I suspect this mass-psychosis is coming from the top, and the need to move into higher-margin businesses. Keep your messages on xfinity.com.


> Available alternatives are not great

You admit alternatives exist, but decided to modify webpages anyway? Adding your own modifications to a copyright protected work (e.g. any web page) creates a derivative work. Generally only the copyright holder of the original work can create or authorize derivative works. Unless you have a license the copyright holder for each webpage you are modifying, this is copyright infringement. Why did your legal department approve a plant that might make the company liable for up to $150,000 per work infringed?


> It was not an ad - it was a request

As a Comcast customer, I request you discontinue this injecting of javascript into webpages for ANY reason, unreasonably limiting an INFINITE RESOURCE and monopolizing localities so you are the only viable choice. This should not be the behavior of the largest telecom provider in the continental US. We deserve better.


Just a small note that as a customer I would prefer to be redirected to a notice hosted on your website so there is no confusion about the source of the notification. If I saw this pop up on a website I visited daily I would probably think it was spam and ignore it.


The problem here is that I've had the exact same thing happen, and zero attempt was given. The stupid part? My modem was not EOL, was a BYOM (bring your own modem) that had many years left before EOL. I'm pretty damn sure they're using this as a "first line of contact," not final.

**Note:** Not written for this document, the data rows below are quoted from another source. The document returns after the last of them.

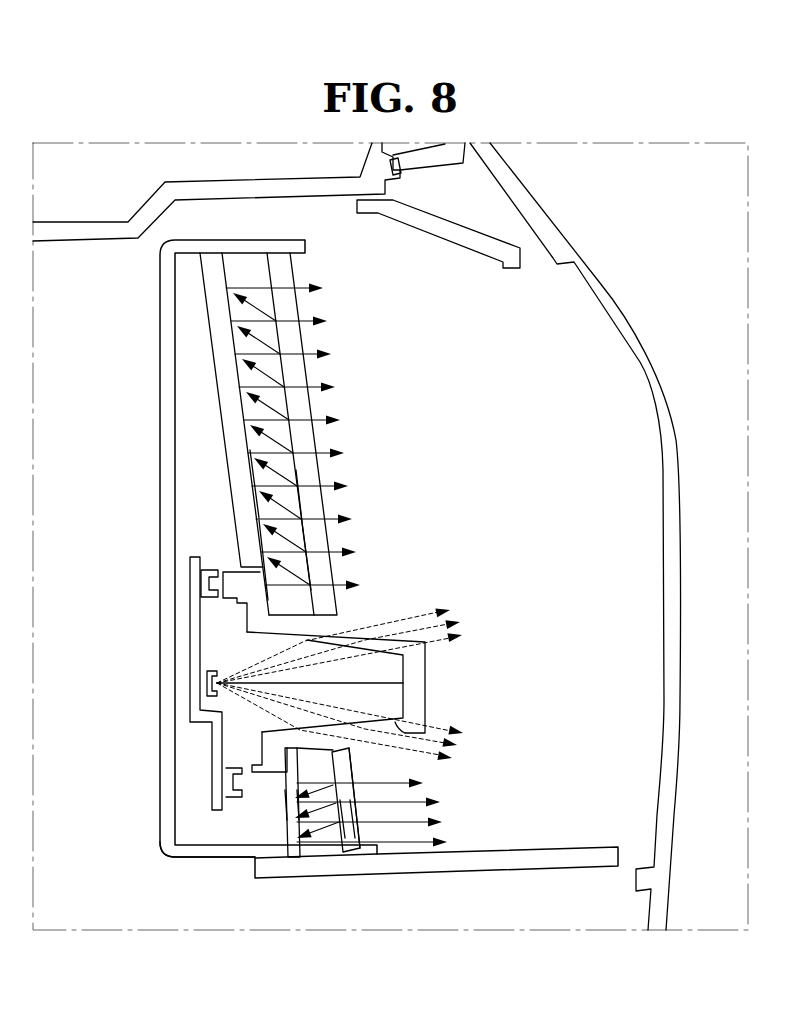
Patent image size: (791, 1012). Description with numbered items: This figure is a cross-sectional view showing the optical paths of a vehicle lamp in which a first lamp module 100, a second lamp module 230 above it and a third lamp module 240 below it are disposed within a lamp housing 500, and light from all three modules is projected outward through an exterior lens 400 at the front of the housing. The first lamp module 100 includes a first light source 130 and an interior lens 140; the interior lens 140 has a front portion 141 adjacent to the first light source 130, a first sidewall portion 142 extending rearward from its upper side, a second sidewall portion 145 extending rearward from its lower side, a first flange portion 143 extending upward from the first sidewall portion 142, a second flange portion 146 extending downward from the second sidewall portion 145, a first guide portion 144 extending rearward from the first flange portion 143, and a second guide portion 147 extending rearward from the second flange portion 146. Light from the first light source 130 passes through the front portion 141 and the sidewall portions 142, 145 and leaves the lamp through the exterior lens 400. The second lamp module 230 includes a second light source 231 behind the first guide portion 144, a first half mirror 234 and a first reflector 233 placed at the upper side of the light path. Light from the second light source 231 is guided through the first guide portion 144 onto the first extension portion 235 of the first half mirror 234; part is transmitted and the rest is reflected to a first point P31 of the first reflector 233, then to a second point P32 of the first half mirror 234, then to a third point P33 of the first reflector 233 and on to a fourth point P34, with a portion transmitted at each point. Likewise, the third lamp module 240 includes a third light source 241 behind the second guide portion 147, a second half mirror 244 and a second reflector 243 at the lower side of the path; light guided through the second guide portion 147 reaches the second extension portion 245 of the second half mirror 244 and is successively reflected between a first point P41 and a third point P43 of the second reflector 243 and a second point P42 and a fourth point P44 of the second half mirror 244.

The first lamp module 100 is at (561, 652).
The first light source 130 is at (207, 684).
The interior lens 140 is at (353, 663).
The front portion 141 is at (417, 686).
The first sidewall portion 142 is at (372, 633).
The first flange portion 143 is at (252, 603).
The first guide portion 144 is at (233, 568).
The second sidewall portion 145 is at (393, 728).
The second flange portion 146 is at (265, 748).
The second guide portion 147 is at (178, 846).
The second lamp module 230 is at (289, 434).
The second light source 231 is at (201, 583).
The first reflector 233 is at (237, 423).
The first half mirror 234 is at (303, 401).
The first extension portion 235 is at (327, 603).
The third lamp module 240 is at (383, 864).
The third light source 241 is at (226, 790).
The second reflector 243 is at (284, 845).
The second half mirror 244 is at (352, 852).
The second extension portion 245 is at (348, 763).
The exterior lens 400 is at (664, 832).
The lamp housing 500 is at (168, 349).
The first point P31 is at (260, 548).
The second point P32 is at (300, 549).
The third point P33 is at (258, 520).
The fourth point P34 is at (300, 518).
The first point P41 is at (287, 805).
The second point P42 is at (356, 838).
The third point P43 is at (298, 800).
The fourth point P44 is at (352, 835).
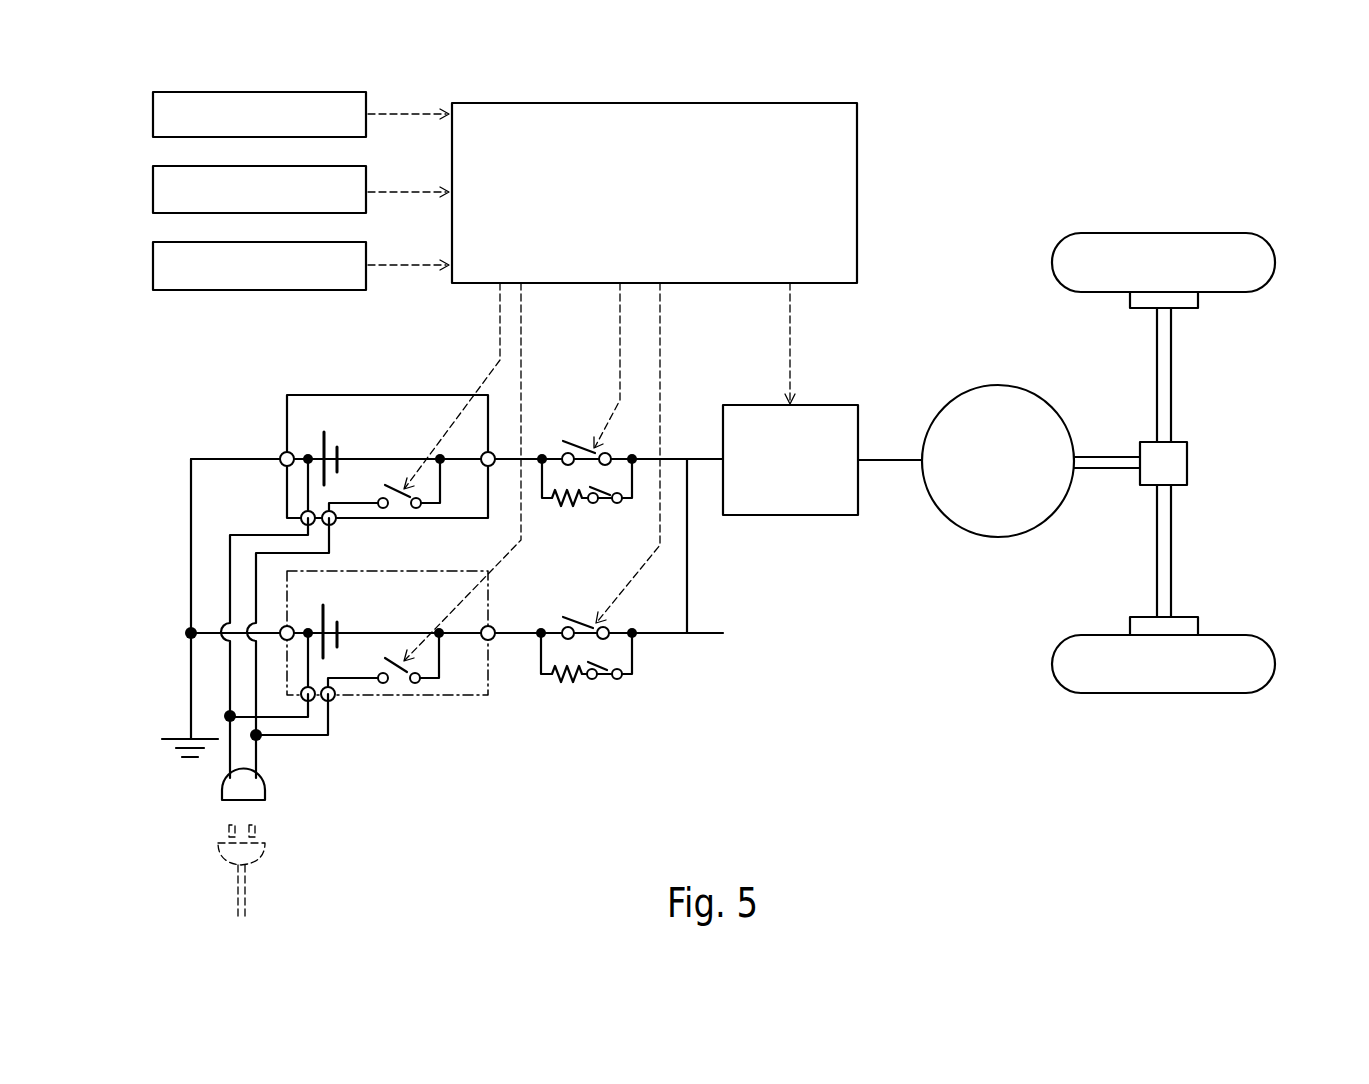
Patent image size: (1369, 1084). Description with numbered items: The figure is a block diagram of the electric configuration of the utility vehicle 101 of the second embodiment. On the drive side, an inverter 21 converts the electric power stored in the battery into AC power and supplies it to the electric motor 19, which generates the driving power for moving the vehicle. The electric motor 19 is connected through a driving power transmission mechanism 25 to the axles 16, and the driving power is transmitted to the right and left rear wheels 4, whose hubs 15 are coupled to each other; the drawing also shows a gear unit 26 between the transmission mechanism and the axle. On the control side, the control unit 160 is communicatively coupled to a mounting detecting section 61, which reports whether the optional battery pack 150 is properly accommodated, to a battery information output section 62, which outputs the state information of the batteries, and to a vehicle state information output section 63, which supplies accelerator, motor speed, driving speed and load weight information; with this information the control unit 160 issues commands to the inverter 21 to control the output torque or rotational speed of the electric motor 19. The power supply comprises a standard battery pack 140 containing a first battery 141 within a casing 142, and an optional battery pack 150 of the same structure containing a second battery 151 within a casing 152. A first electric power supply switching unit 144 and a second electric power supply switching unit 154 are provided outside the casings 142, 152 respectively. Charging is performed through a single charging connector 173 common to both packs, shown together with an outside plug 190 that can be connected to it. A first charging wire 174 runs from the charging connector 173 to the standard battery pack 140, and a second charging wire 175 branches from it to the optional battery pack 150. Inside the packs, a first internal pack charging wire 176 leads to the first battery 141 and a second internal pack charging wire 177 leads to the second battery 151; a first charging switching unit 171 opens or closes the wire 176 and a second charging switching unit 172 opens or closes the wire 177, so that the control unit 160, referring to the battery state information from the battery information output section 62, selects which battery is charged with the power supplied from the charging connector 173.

The rear wheel 4 is at (1257, 265).
The hub 15 is at (1198, 300).
The axle 16 is at (1171, 390).
The electric motor 19 is at (972, 530).
The inverter 21 is at (782, 515).
The driving power transmission mechanism 25 is at (1098, 455).
The gear unit 26 is at (1187, 465).
The mounting detecting section 61 is at (153, 262).
The battery information output section 62 is at (153, 187).
The vehicle state information output section 63 is at (153, 112).
The utility vehicle 101 is at (1139, 378).
The standard battery pack 140 is at (405, 440).
The first battery 141 is at (310, 445).
The casing 142 is at (377, 413).
The first electric power supply switching unit 144 is at (572, 440).
The optional battery pack 150 is at (454, 679).
The second battery 151 is at (325, 612).
The casing 152 is at (387, 700).
The second electric power supply switching unit 154 is at (570, 617).
The control unit 160 is at (857, 195).
The first charging switching unit 171 is at (423, 510).
The second charging switching unit 172 is at (425, 670).
The charging connector 173 is at (222, 790).
The first charging wire 174 is at (222, 587).
The second charging wire 175 is at (294, 752).
The first internal pack charging wire 176 is at (425, 492).
The second internal pack charging wire 177 is at (445, 657).
The charging plug 190 is at (218, 853).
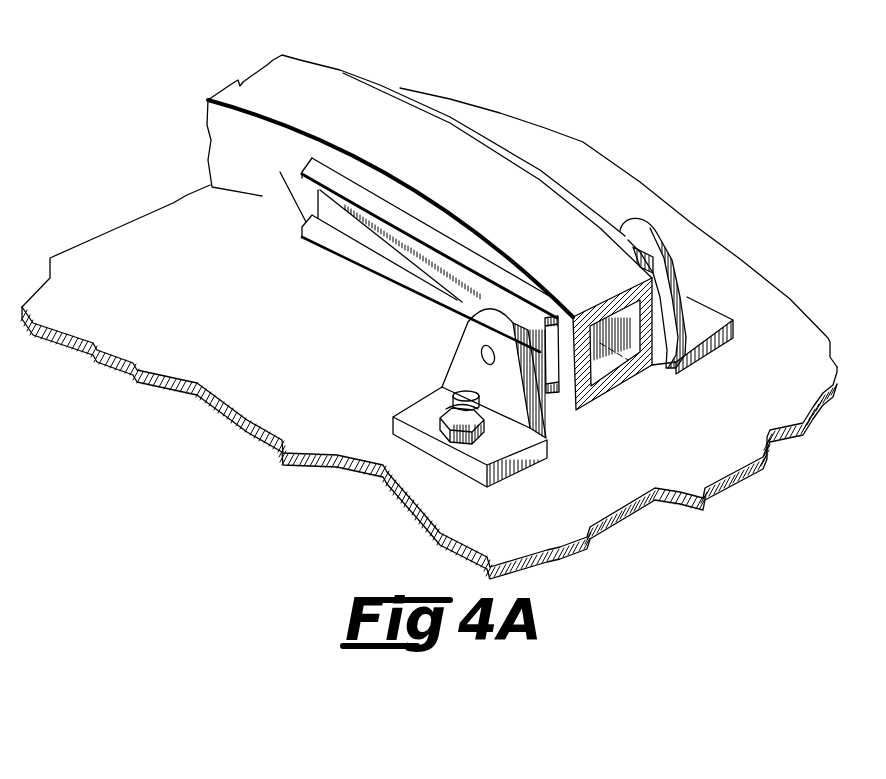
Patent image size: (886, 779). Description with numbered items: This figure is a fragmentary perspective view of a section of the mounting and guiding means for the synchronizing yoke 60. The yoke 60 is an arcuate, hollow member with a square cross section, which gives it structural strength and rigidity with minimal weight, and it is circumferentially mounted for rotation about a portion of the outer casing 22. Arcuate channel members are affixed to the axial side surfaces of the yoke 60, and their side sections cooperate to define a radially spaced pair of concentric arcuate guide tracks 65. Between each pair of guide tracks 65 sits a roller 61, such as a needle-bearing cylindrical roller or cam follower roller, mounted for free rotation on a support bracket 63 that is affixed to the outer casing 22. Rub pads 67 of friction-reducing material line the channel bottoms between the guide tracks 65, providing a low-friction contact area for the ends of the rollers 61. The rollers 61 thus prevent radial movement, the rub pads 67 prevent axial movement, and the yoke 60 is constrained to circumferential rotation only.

The outer casing 22 is at (583, 141).
The yoke 60 is at (340, 72).
The roller 61 is at (553, 372).
The support bracket 63 is at (450, 360).
The guide tracks 65 is at (302, 172).
The rub pads 67 is at (370, 231).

(a) It's not critical, it's a marketing message.

(b) Pretty sure if the person's modem were to actually stop working, they would get in touch with their ISP.

Man-in-the-middle attacks by an internet provider are hacking and a breach of trust, and should be criminal in my opinion.


I hate to be too cynical, but in today's 'regulatory framework' it's easy to interpret this method of "notification" as merely a test to use for future notifications.

Not getting fast enough Netflix? Here's your message, injected every time you go to their site. Not getting the best search results? Try the new Xfinity search, it's faster and won't cost you the $.002 that Google search will cost.

This is a very slippery slope, and one that we're already sliding down thanks to Ajit Pai's FCC.

Expect to see more of this behavior from Comcast, as no amount of customer outcry can now prevent it.